The Open Door Centre, at St Barnabas Church in Gorse Hill, claimed it was presented with an ultimatum by Swindon Council at the end of November: to receive up to £50,000 for 12 months, starting in April, after which it would have to close for good, or go on without any further financial help.
The day service, which currently has 130 users, needs £130,000 to cover running costs each year. It had so far been awarded the majority of its funding, around £98,000, by the local authority.
Yesterday the charity voted at an extraordinary general meeting to continue in the face of adversity and reject the council’s interim contract.
Members, relatives, staff and volunteers claim the council is attempting to take away their haven and spend its budget on a new Swindon-wide outreach programme.
Management committee chairman Gerry Meale said: “We cannot, in good conscience, accept proposals that will have a negative impact on the lives of our members and the support that they receive from Open Door.
“We realise this decision comes at a high price for us, as we move into an unprecedented period of sustained austerity and uncertainty. We will be faced with some tough decisions when it comes to staff redundancies, cutting back our service and allocating our remaining funds to keep our vital service open for as long as possible. But now, perhaps more so than at any time in our 28-year history, it is the right and proper course of action for us to take and one that our members agree with wholeheartedly.”
As part of the interim contract, the charity’s funding would be reduced from around £100,000 to around £50,000. In order to receive the sum, it was asked, it said, to abide by two rules.
It would be unable to accept new members for three months and only allowed to run two and a half days each week instead of five.

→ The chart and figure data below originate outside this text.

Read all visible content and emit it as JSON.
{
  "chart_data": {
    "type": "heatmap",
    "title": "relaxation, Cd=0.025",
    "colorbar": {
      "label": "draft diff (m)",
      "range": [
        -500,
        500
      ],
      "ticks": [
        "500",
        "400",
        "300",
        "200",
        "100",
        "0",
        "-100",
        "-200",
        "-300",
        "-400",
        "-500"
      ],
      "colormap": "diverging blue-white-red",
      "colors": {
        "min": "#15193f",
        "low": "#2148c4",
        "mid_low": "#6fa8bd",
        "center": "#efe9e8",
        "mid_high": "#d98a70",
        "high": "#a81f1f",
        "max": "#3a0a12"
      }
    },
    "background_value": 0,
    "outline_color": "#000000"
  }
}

But the council strongly denies it is forcing the charity to fold, insisting the interim contract never suggested they close at the end of 12 months. A Swindon Council spokesman said: “Open Door operates a drop-in service and, following feedback from a consultation on changes to services for people with a learning disability, we have taken the decision to change the contract so that we provide personalised support for individuals leading to employment or other opportunities.
“We are in the process of re-shaping the new service and had hoped to renew our existing contract with Open Door on reduced terms. The purpose of this was to encourage services to be developed away from a single base in Gorse Hill, while ensuring that a service continued to be available for existing users.
“At no point did we suggest that Open Door would have to close at the end of the 12-month contract.
“In fact we hoped the offer to extend the contract would have allowed them to continue, protecting the interests of service users and ensuring that all service users had a personal support plan in place. We have made several offers to meet the trustees of Open Door and we still hope to discuss with them any concerns they may have.”